Jour 5 Dhikur Pokhari – Manang 19 km, 7 h 35
Bonne ou mauvaise idée d’être resté dans ce village ? Après une nuit d’orage, la neige n’a pas cessé de tomber. Surprise ! Trente à quarante centimètres de neige. Je suis en joie car mes chaussures sont basses. Du coup atelier bricolage, je demande à la propriétaire si elle possède des sacs plastiques pour confectionner des guêtres de fortunes. Puis on s’élance à la poursuite de Rachelle et Tobby nos deux anglais, qui nous tracent la route dans cette poudreuse immaculée. Des petits moutons blancs dans les branches des sapins, le crépitement sous nos pas, le soleil et la faible fréquentation nous offrent une randonnée pastorale.
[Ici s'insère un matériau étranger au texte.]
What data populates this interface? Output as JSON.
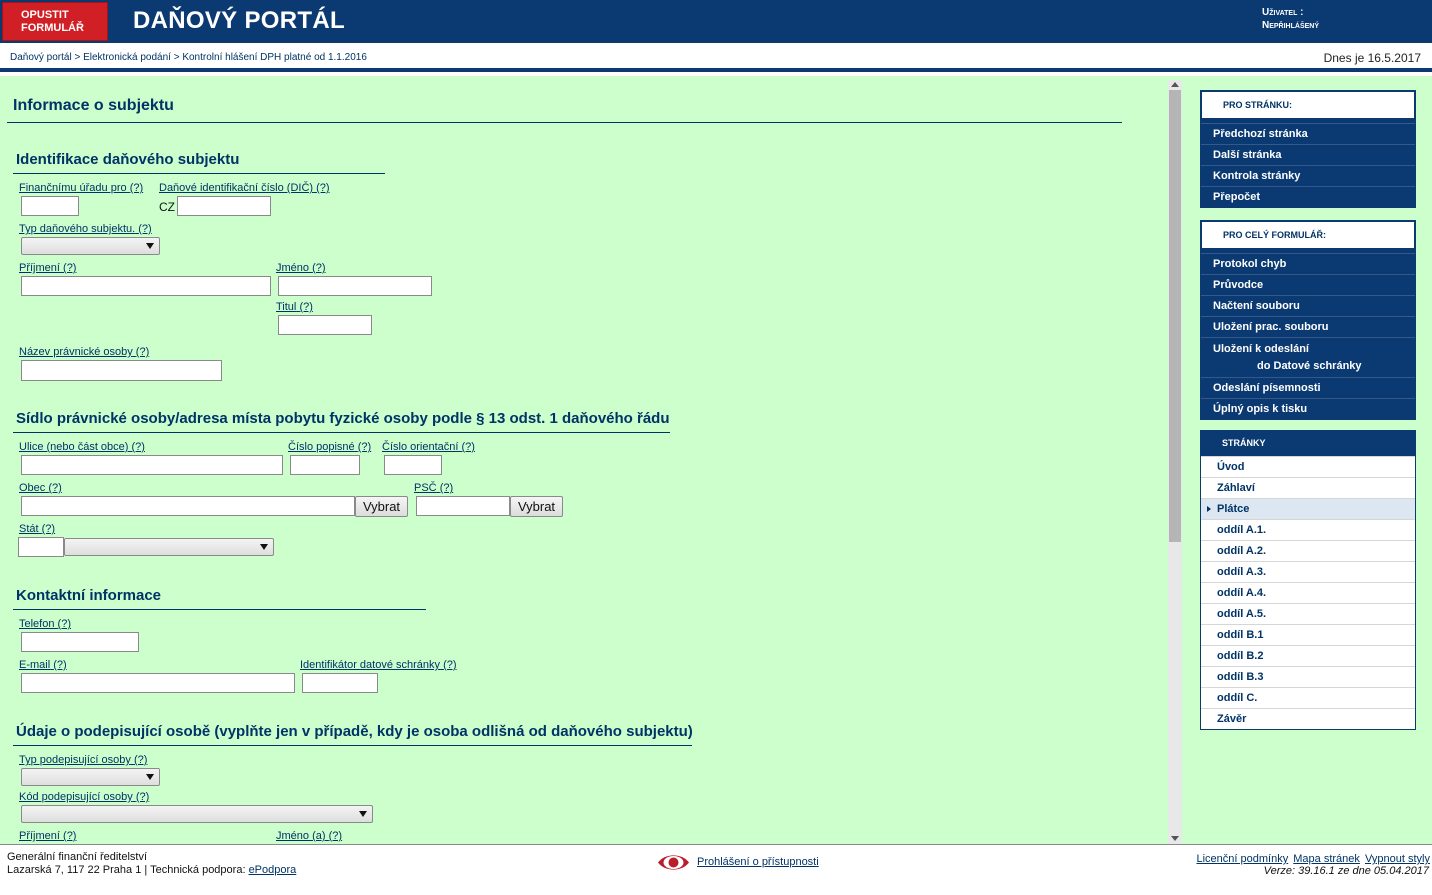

Et dire que la semaine dernière nous étions à Bagan au Myanmar et que nous sommes passés de 36 °C à des températures comprises entre -6 et -16°C. Nous qui rêvions de neige, nous sommes servis. Un peu trop même car notre progression est lente. Fort heureusement à Lower Pisang je trouve des guêtres.
À Humde on aperçoit le temps s’assombrir. Fort heureusement dans notre dos et non pas en direction de Manang, notre destination, mais on accélère le pas jusqu’à l’arrivée.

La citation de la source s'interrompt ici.